August 2024 ยท 4 minute read

I posted this in the "Faux Life" forum, but it's relevant here so I'm bringing this here:

I didn't really watch much of Murder, She Wrote, but my mother and my grandmother (who have both sadly passed) loved the show. So I'm intrigued by the Jessica Fletcher murder theory, so much so I wrote a short fic where she gets arrested.

I also found this article from the Waterford Whisperer out of Ireland:

http://waterfordwhispersnews.com/2011/09/25/suspected-serial-killer-jessica-fletcher-arrested-at-east-cork-home/

I guess Jessica is too easy to figure out.

On a more serious note, from what I understand about the show, the reason why I think the murder rate is so high in Cabot Cove and whenever Jessica Fletcher is around has a short and long answer. The short answer is- as has been pointed out before- without a murder, there's no show. I mean, it's not "Kidnapping, She Wrote" or "Robbery, She Wrote", or "Parking Violations, She Wrote".

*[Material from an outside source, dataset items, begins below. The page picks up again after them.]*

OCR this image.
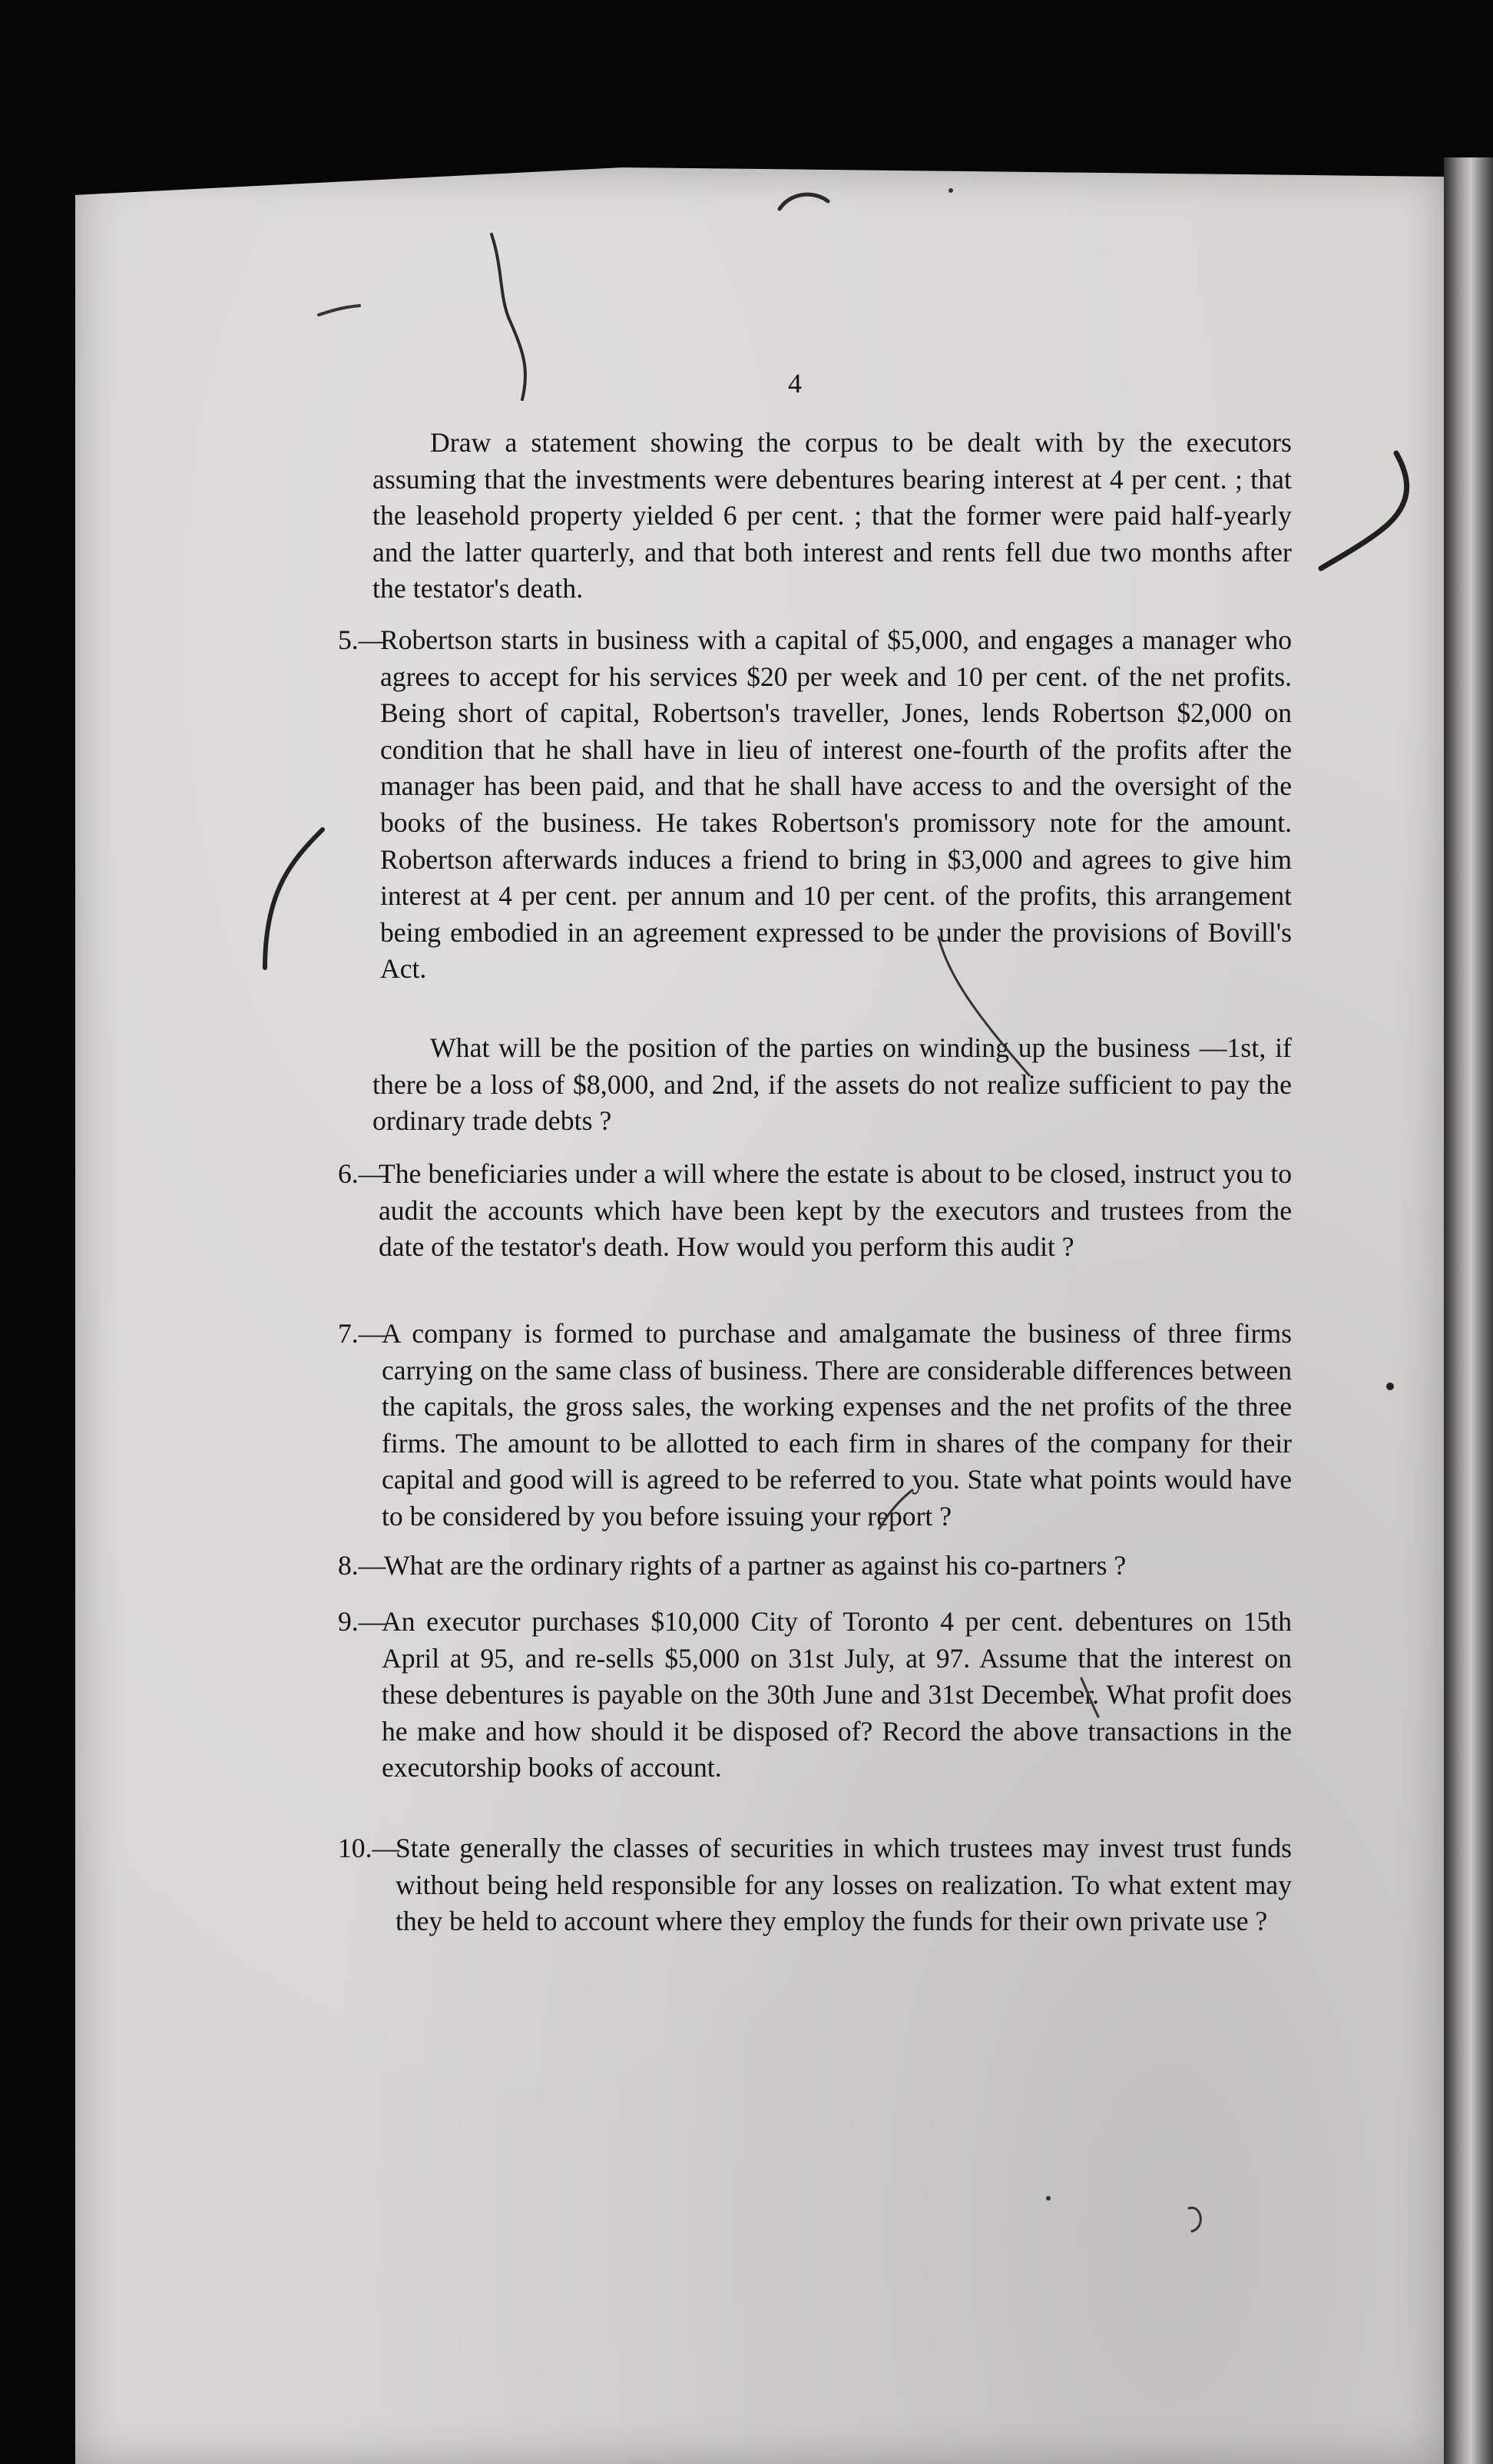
4
Draw a statement showing the corpus to be dealt with by the executors assuming that the investments were debentures bearing interest at 4 per cent. ; that the leasehold property yielded 6 per cent. ; that the former were paid half-yearly and the latter quarterly, and that both interest and rents fell due two months after the testator's death.
5.—
Robertson starts in business with a capital of $5,000, and engages a manager who agrees to accept for his services $20 per week and 10 per cent. of the net profits. Being short of capital, Robertson's traveller, Jones, lends Robertson $2,000 on condition that he shall have in lieu of interest one-fourth of the profits after the manager has been paid, and that he shall have access to and the oversight of the books of the business. He takes Robertson's promissory note for the amount. Robertson afterwards induces a friend to bring in $3,000 and agrees to give him interest at 4 per cent. per annum and 10 per cent. of the profits, this arrangement being embodied in an agreement expressed to be under the provisions of Bovill's Act.
What will be the position of the parties on winding up the business —1st, if there be a loss of $8,000, and 2nd, if the assets do not realize sufficient to pay the ordinary trade debts ?
6.—
The beneficiaries under a will where the estate is about to be closed, instruct you to audit the accounts which have been kept by the executors and trustees from the date of the testator's death. How would you perform this audit ?
7.—
A company is formed to purchase and amalgamate the business of three firms carrying on the same class of business. There are considerable differences between the capitals, the gross sales, the working expenses and the net profits of the three firms. The amount to be allotted to each firm in shares of the company for their capital and good will is agreed to be referred to you. State what points would have to be considered by you before issuing your report ?
8.—
What are the ordinary rights of a partner as against his co-partners ?
9.—
An executor purchases $10,000 City of Toronto 4 per cent. debentures on 15th April at 95, and re-sells $5,000 on 31st July, at 97. Assume that the interest on these debentures is payable on the 30th June and 31st December. What profit does he make and how should it be disposed of? Record the above transactions in the executorship books of account.
10.—
State generally the classes of securities in which trustees may invest trust funds without being held responsible for any losses on realization. To what extent may they be held to account where they employ the funds for their own private use ?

(Though I guess "Speeding Tickets, She Wrote" could have been a fun series...but I digress)

The long answer is that I believe Murder, She Wrote is supposed to be an '80s version of the classic early 20th century detective tale where there's a huge dinner party and either the host of that party winds up dead or one of the guests. Writing these kinds of stories requires the crimes to have a very personal connection, because the mystery part of the story just doesn't work unless the reader tries to figure out who's got the greatest motivation to commit the murder.

Which is pretty much how the cases on Murder, She Wrote worked. We may not have had a literal dinner party in every episode, but the style was still very much the same- Jessica encounters a group of people, one of those people wind up dead, and the murderer is the one who had the greatest reason to want that person dead. I may be wrong about this, but I'm not sure Jessica solved many of her crimes via great forensic work or even via simple detective work, i.e. clearing someone simply because they had a reasonable alibi. I'm sure Jessica solved her crimes by showing that the murderer had the most personal connection to the crime, either via motive or knowing something about the victim that only the victim could know.

Which means, personally, the idea that Jessica Fletcher is a serial killer fails the Occam's Razor test. If she was a serial killer, she'd likely need a lot of help to facilitate the murders, planting evidence to not just throw the police off her trail, but to also frame someone else for the murder and make it so believable that the framed party committed the crime that others are convinced they did it. Oh, and do it so well that the people who were framed would actually get convicted of their crimes, which would likely need the assistance of the prosecutors- perhaps all the way up to the Maine Attorney General.

Ultimately, I just look at this series as a product of its time. In the '60s and '70s, you had the end of the Hays Code and the Comics Code, which meant writers could start exploring darker material- so many did. The "pure mystery" featuring the "wholesome detective hero/heroine" where the story was a literal puzzle and the hero stood tall amidst an adoring crowd at the end would give way to the detective who was so affected by the realities of their job that, while they'd be great at it, their lives were still a complete mess as a result (which would eventually give way to the "almost villainous" crime fighters we see now). Stories focused less on figuring out who committed the crimes and started to focus more on the how and why the crimes were committed. The idea that the hero had to be entirely good and the villain entirely bad eventually fell by the wayside, leading to where we are now where lots of shows blur the lines between who is evil and who is good.

In short, it's weird to think about considering how recent the show is, but Murder, She Wrote was a relic, a throwback to a different time. A lot of the inconsistencies- like Cabot Cove's insane murder rate- can be chalked up to the show's format, as I'm sure the creators wanted a show that was "wholesome" and "morally upright", which meant they couldn't place it in a big city and they couldn't have a heroine who was "too dark". It does make me wonder, in this deluge of detective shows where the cops are practically villains themselves, if we're long overdue for a series like Murder, She Wrote where we just get a straight-up "whodunit" with an actually heroic detective putting away actual villains, maybe with that hero struggling but showing they can overcome their struggles.

It may just be too long since we've had an actual hero on our screens.